Mamãe não descansou até que resolvesse o problema que minha calça causaria, caindo pela cintura, e eu ainda tendo que carregar uns pacotes nas mãos. Como faria para dar conta?  Mas, mães sabem expressar amor, não ficam apenas nas intenções. Para elas, não existe o não pode, assim como para aquele cidadão que não se conformou com as coisas como elas são. Mamãe me deixou no saguão do aeroporto de João Pessoa, com meu pai, e saiu em busca de algo pra aperta minhas calças.

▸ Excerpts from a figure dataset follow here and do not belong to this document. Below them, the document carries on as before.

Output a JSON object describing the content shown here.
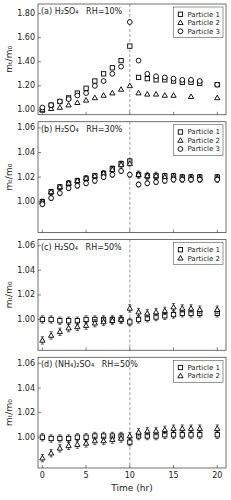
{
  "chart_data": [
    {
      "type": "scatter",
      "title": "(a) H₂SO₄   RH=10%",
      "ylabel": "mₜ/m₀",
      "xlim": [
        -0.5,
        21
      ],
      "xticks": [
        0,
        5,
        10,
        15,
        20
      ],
      "ylim": [
        0.96,
        1.88
      ],
      "yticks": [
        {
          "value": 1.0,
          "label": "1.00"
        },
        {
          "value": 1.2,
          "label": "1.20"
        },
        {
          "value": 1.4,
          "label": "1.40"
        },
        {
          "value": 1.6,
          "label": "1.60"
        },
        {
          "value": 1.8,
          "label": "1.80"
        }
      ],
      "tick_labels": "y",
      "grid": false,
      "legend": "upper right",
      "vline_x": 10.0,
      "series": [
        {
          "name": "Particle 1",
          "marker": "square",
          "color": "black",
          "x": [
            0.0,
            1.0,
            2.0,
            3.0,
            4.0,
            5.0,
            6.0,
            7.0,
            8.0,
            9.0,
            10.0,
            11.0,
            12.0,
            13.0,
            14.0,
            15.0,
            16.0,
            17.0,
            18.0,
            20.0
          ],
          "values": [
            1.0,
            1.04,
            1.07,
            1.1,
            1.14,
            1.18,
            1.24,
            1.3,
            1.35,
            1.41,
            1.53,
            1.27,
            1.26,
            1.25,
            1.25,
            1.24,
            1.23,
            1.23,
            1.22,
            1.21
          ]
        },
        {
          "name": "Particle 2",
          "marker": "triangle",
          "color": "black",
          "x": [
            0.0,
            1.0,
            2.0,
            3.0,
            4.0,
            5.0,
            6.0,
            7.0,
            8.0,
            9.0,
            10.0,
            11.0,
            12.0,
            13.0,
            14.0,
            15.0,
            17.0,
            20.0
          ],
          "values": [
            1.0,
            1.01,
            1.02,
            1.04,
            1.06,
            1.08,
            1.1,
            1.12,
            1.14,
            1.17,
            1.2,
            1.14,
            1.13,
            1.13,
            1.12,
            1.12,
            1.11,
            1.1
          ]
        },
        {
          "name": "Particle 3",
          "marker": "circle",
          "color": "black",
          "x": [
            0.0,
            1.0,
            2.0,
            3.0,
            4.0,
            5.0,
            6.0,
            7.0,
            8.0,
            9.0,
            10.0,
            11.0,
            12.0,
            13.0,
            14.0,
            15.0,
            16.0,
            17.0,
            18.0,
            20.0
          ],
          "values": [
            1.02,
            1.04,
            1.07,
            1.09,
            1.12,
            1.14,
            1.2,
            1.24,
            1.3,
            1.36,
            1.73,
            1.41,
            1.3,
            1.28,
            1.27,
            1.26,
            1.25,
            1.25,
            1.24,
            1.21
          ]
        }
      ]
    },
    {
      "type": "scatter",
      "title": "(b) H₂SO₄   RH=30%",
      "ylabel": "mₜ/m₀",
      "xlim": [
        -0.5,
        21
      ],
      "xticks": [
        0,
        5,
        10,
        15,
        20
      ],
      "ylim": [
        0.975,
        1.065
      ],
      "yticks": [
        {
          "value": 1.0,
          "label": "1.00"
        },
        1.02,
        1.04,
        1.06
      ],
      "tick_labels": "y",
      "grid": false,
      "legend": "upper right",
      "vline_x": 10.0,
      "series": [
        {
          "name": "Particle 1",
          "marker": "square",
          "color": "black",
          "x": [
            0.0,
            1.0,
            2.0,
            3.0,
            4.0,
            5.0,
            6.0,
            7.0,
            8.0,
            9.0,
            10.0,
            11.0,
            12.0,
            13.0,
            14.0,
            15.0,
            16.0,
            17.0,
            18.0,
            20.0
          ],
          "values": [
            1.0,
            1.008,
            1.012,
            1.015,
            1.017,
            1.019,
            1.021,
            1.023,
            1.027,
            1.031,
            1.033,
            1.022,
            1.021,
            1.021,
            1.021,
            1.021,
            1.02,
            1.02,
            1.02,
            1.02
          ],
          "yerr": [
            0.002,
            0.002,
            0.002,
            0.002,
            0.002,
            0.002,
            0.002,
            0.002,
            0.002,
            0.002,
            0.002,
            0.002,
            0.002,
            0.002,
            0.002,
            0.002,
            0.002,
            0.002,
            0.002,
            0.002
          ]
        },
        {
          "name": "Particle 2",
          "marker": "triangle",
          "color": "black",
          "x": [
            0.0,
            1.0,
            2.0,
            3.0,
            4.0,
            5.0,
            6.0,
            7.0,
            8.0,
            9.0,
            10.0,
            11.0,
            12.0,
            13.0,
            14.0,
            15.0,
            16.0,
            17.0,
            18.0,
            20.0
          ],
          "values": [
            1.0,
            1.008,
            1.012,
            1.015,
            1.017,
            1.019,
            1.021,
            1.023,
            1.026,
            1.03,
            1.031,
            1.022,
            1.021,
            1.021,
            1.02,
            1.02,
            1.019,
            1.019,
            1.019,
            1.019
          ],
          "yerr": [
            0.002,
            0.002,
            0.002,
            0.002,
            0.002,
            0.002,
            0.002,
            0.002,
            0.002,
            0.002,
            0.002,
            0.003,
            0.003,
            0.003,
            0.003,
            0.003,
            0.003,
            0.003,
            0.003,
            0.003
          ]
        },
        {
          "name": "Particle 3",
          "marker": "circle",
          "color": "black",
          "x": [
            0.0,
            1.0,
            2.0,
            3.0,
            4.0,
            5.0,
            6.0,
            7.0,
            8.0,
            9.0,
            10.0,
            11.0,
            12.0,
            13.0,
            14.0,
            15.0,
            16.0,
            17.0,
            18.0,
            20.0
          ],
          "values": [
            0.998,
            1.003,
            1.007,
            1.011,
            1.013,
            1.015,
            1.017,
            1.02,
            1.022,
            1.025,
            1.022,
            1.014,
            1.015,
            1.016,
            1.017,
            1.018,
            1.018,
            1.018,
            1.018,
            1.018
          ],
          "yerr": [
            0.002,
            0.002,
            0.002,
            0.002,
            0.002,
            0.002,
            0.002,
            0.002,
            0.002,
            0.002,
            0.002,
            0.002,
            0.002,
            0.002,
            0.002,
            0.002,
            0.002,
            0.002,
            0.002,
            0.002
          ]
        }
      ]
    },
    {
      "type": "scatter",
      "title": "(c) H₂SO₄   RH=50%",
      "ylabel": "mₜ/m₀",
      "xlim": [
        -0.5,
        21
      ],
      "xticks": [
        0,
        5,
        10,
        15,
        20
      ],
      "ylim": [
        0.975,
        1.065
      ],
      "yticks": [
        {
          "value": 1.0,
          "label": "1.00"
        },
        1.02,
        1.04,
        1.06
      ],
      "tick_labels": "y",
      "grid": false,
      "legend": "upper right",
      "vline_x": 10.0,
      "series": [
        {
          "name": "Particle 1",
          "marker": "square",
          "color": "black",
          "x": [
            0.0,
            1.0,
            2.0,
            3.0,
            4.0,
            5.0,
            6.0,
            7.0,
            8.0,
            9.0,
            10.0,
            11.0,
            12.0,
            13.0,
            14.0,
            15.0,
            16.0,
            17.0,
            18.0,
            20.0
          ],
          "values": [
            1.0,
            1.0,
            0.999,
            0.999,
            0.999,
            1.0,
            1.0,
            1.0,
            1.0,
            1.0,
            0.998,
            1.0,
            1.001,
            1.002,
            1.003,
            1.004,
            1.005,
            1.005,
            1.005,
            1.005
          ],
          "yerr": [
            0.003,
            0.003,
            0.003,
            0.003,
            0.003,
            0.003,
            0.003,
            0.003,
            0.003,
            0.003,
            0.003,
            0.003,
            0.003,
            0.003,
            0.003,
            0.003,
            0.003,
            0.003,
            0.003,
            0.003
          ]
        },
        {
          "name": "Particle 2",
          "marker": "triangle",
          "color": "black",
          "x": [
            0.0,
            1.0,
            2.0,
            3.0,
            4.0,
            5.0,
            6.0,
            7.0,
            8.0,
            9.0,
            10.0,
            11.0,
            12.0,
            13.0,
            14.0,
            15.0,
            16.0,
            17.0,
            18.0,
            20.0
          ],
          "values": [
            0.983,
            0.987,
            0.99,
            0.993,
            0.994,
            0.995,
            0.997,
            0.998,
            0.999,
            1.0,
            1.009,
            1.006,
            1.005,
            1.006,
            1.007,
            1.01,
            1.009,
            1.009,
            1.008,
            1.008
          ],
          "yerr": [
            0.003,
            0.003,
            0.003,
            0.003,
            0.003,
            0.003,
            0.003,
            0.003,
            0.003,
            0.003,
            0.003,
            0.003,
            0.003,
            0.003,
            0.003,
            0.003,
            0.003,
            0.003,
            0.003,
            0.003
          ]
        }
      ]
    },
    {
      "type": "scatter",
      "title": "(d) (NH₄)₂SO₄   RH=50%",
      "ylabel": "mₜ/m₀",
      "xlabel": "Time (hr)",
      "xlim": [
        -0.5,
        21
      ],
      "xticks": [
        0,
        5,
        10,
        15,
        20
      ],
      "ylim": [
        0.975,
        1.065
      ],
      "yticks": [
        {
          "value": 1.0,
          "label": "1.00"
        },
        1.02,
        1.04,
        1.06
      ],
      "tick_labels": true,
      "grid": false,
      "legend": "upper right",
      "vline_x": 10.0,
      "series": [
        {
          "name": "Particle 1",
          "marker": "square",
          "color": "black",
          "x": [
            0.0,
            1.0,
            2.0,
            3.0,
            4.0,
            5.0,
            6.0,
            7.0,
            8.0,
            9.0,
            10.0,
            11.0,
            12.0,
            13.0,
            14.0,
            15.0,
            16.0,
            17.0,
            18.0,
            20.0
          ],
          "values": [
            1.0,
            0.999,
            0.999,
            0.999,
            1.0,
            1.0,
            1.001,
            1.001,
            1.001,
            1.001,
            0.996,
            1.001,
            1.001,
            1.001,
            1.002,
            1.002,
            1.002,
            1.002,
            1.002,
            1.002
          ],
          "yerr": [
            0.003,
            0.003,
            0.003,
            0.003,
            0.003,
            0.003,
            0.003,
            0.003,
            0.003,
            0.003,
            0.003,
            0.003,
            0.003,
            0.003,
            0.003,
            0.003,
            0.003,
            0.003,
            0.003,
            0.003
          ]
        },
        {
          "name": "Particle 2",
          "marker": "triangle",
          "color": "black",
          "x": [
            0.0,
            1.0,
            2.0,
            3.0,
            4.0,
            5.0,
            6.0,
            7.0,
            8.0,
            9.0,
            10.0,
            11.0,
            12.0,
            13.0,
            14.0,
            15.0,
            16.0,
            17.0,
            18.0,
            20.0
          ],
          "values": [
            0.983,
            0.987,
            0.991,
            0.993,
            0.994,
            0.995,
            0.997,
            0.997,
            0.998,
            0.999,
            1.001,
            1.004,
            1.005,
            1.005,
            1.006,
            1.007,
            1.007,
            1.007,
            1.007,
            1.007
          ],
          "yerr": [
            0.003,
            0.003,
            0.003,
            0.003,
            0.003,
            0.003,
            0.003,
            0.003,
            0.003,
            0.003,
            0.003,
            0.003,
            0.003,
            0.003,
            0.003,
            0.003,
            0.003,
            0.003,
            0.003,
            0.003
          ]
        }
      ]
    }
  ]
}
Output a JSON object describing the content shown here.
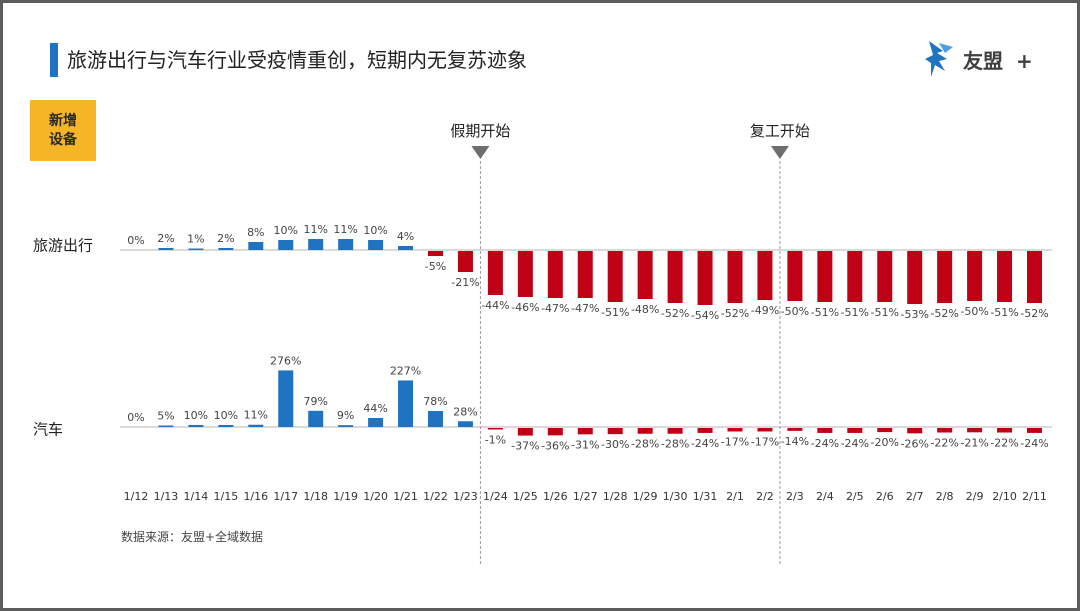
{
  "title": "旅游出行与汽车行业受疫情重创，短期内无复苏迹象",
  "logo": {
    "text": "友盟",
    "plus": "+"
  },
  "badge": {
    "line1": "新增",
    "line2": "设备"
  },
  "source": "数据来源：友盟+全域数据",
  "colors": {
    "positive": "#1f73c1",
    "negative": "#c00015",
    "accent": "#1f73c1",
    "badge": "#f6b427"
  },
  "chart_data": {
    "type": "bar",
    "categories": [
      "1/12",
      "1/13",
      "1/14",
      "1/15",
      "1/16",
      "1/17",
      "1/18",
      "1/19",
      "1/20",
      "1/21",
      "1/22",
      "1/23",
      "1/24",
      "1/25",
      "1/26",
      "1/27",
      "1/28",
      "1/29",
      "1/30",
      "1/31",
      "2/1",
      "2/2",
      "2/3",
      "2/4",
      "2/5",
      "2/6",
      "2/7",
      "2/8",
      "2/9",
      "2/10",
      "2/11"
    ],
    "series": [
      {
        "name": "旅游出行",
        "values": [
          0,
          2,
          1,
          2,
          8,
          10,
          11,
          11,
          10,
          4,
          -5,
          -21,
          -44,
          -46,
          -47,
          -47,
          -51,
          -48,
          -52,
          -54,
          -52,
          -49,
          -50,
          -51,
          -51,
          -51,
          -53,
          -52,
          -50,
          -51,
          -52
        ],
        "labels": [
          "0%",
          "2%",
          "1%",
          "2%",
          "8%",
          "10%",
          "11%",
          "11%",
          "10%",
          "4%",
          "-5%",
          "-21%",
          "-44%",
          "-46%",
          "-47%",
          "-47%",
          "-51%",
          "-48%",
          "-52%",
          "-54%",
          "-52%",
          "-49%",
          "-50%",
          "-51%",
          "-51%",
          "-51%",
          "-53%",
          "-52%",
          "-50%",
          "-51%",
          "-52%"
        ]
      },
      {
        "name": "汽车",
        "values": [
          0,
          5,
          10,
          10,
          11,
          276,
          79,
          9,
          44,
          227,
          78,
          28,
          -1,
          -37,
          -36,
          -31,
          -30,
          -28,
          -28,
          -24,
          -17,
          -17,
          -14,
          -24,
          -24,
          -20,
          -26,
          -22,
          -21,
          -22,
          -24
        ],
        "labels": [
          "0%",
          "5%",
          "10%",
          "10%",
          "11%",
          "276%",
          "79%",
          "9%",
          "44%",
          "227%",
          "78%",
          "28%",
          "-1%",
          "-37%",
          "-36%",
          "-31%",
          "-30%",
          "-28%",
          "-28%",
          "-24%",
          "-17%",
          "-17%",
          "-14%",
          "-24%",
          "-24%",
          "-20%",
          "-26%",
          "-22%",
          "-21%",
          "-22%",
          "-24%"
        ]
      }
    ],
    "annotations": [
      {
        "label": "假期开始",
        "after_category": "1/23"
      },
      {
        "label": "复工开始",
        "after_category": "2/2"
      }
    ]
  }
}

E achou um cinto feminino, vendido numa lojinha. E me deu. E funcionou, e foi um alívio caminhar pelo imenso aeroporto de Brasília, com 4 pacotes nas mãos, sem parar para erguer as caças. Sabem o nome disso? Amor.

O amor pede gestos para que suas águas fluam.  

E, quem recebe esses gestos de amor não se torna igual. É impossível. Pois é como se eles expulsassem velhas águas, dando espaço para águas renovadas e melhores.

O amor é fluxo, é um verbo de movimento.  Cármem me amou no seu delicado post. 

Amueda me amou ao editar as fotos do aniversário de minha filha e postá-las para mim. Ou, quando comenta com excitada amorosidade, sobre as sementinhas da Ânimo que estão germinando, apesar de tantas dificuldades. 

Deixar fluir o amor é renovar a esperança.  Não era o rio com águas novas que estavam matando o açude.  Era a falta de lugar para sair as velhas.  

Não é a falta de emoções positivas que matam a felicidade, e a falta de um lugar para escoar as negativas. E, esse escoar acontece toda a vez que recebemos ou damos amor. Eles funcionam como um depurador natural das toxinas emocional que vamos acumulando.

Dar ou receber amor ativa o fluxo de vida em nós, empurrando para longe as fétidas águas das mágoas, decepções e tristezas que teimamos em acumular.

Não se renova a vida falando da morte. Renova-se a vida, percebendo a força do amor sobre nós, e nos permitindo continuar esse fluxo, expressando amor, em gestos concretos, e não em meras intenções.

Expressando gestos de cuidado, de gratidão e de admiração pelo outro. Isso sim, renova nossas águas interiores, e, como por mística mágica, as de quem recebe mais ainda.


Um comentário:

  1. Digo: Que máximo! Excelente palavras para reflexão. Vou me encolher, só posso dizer-te gratidão!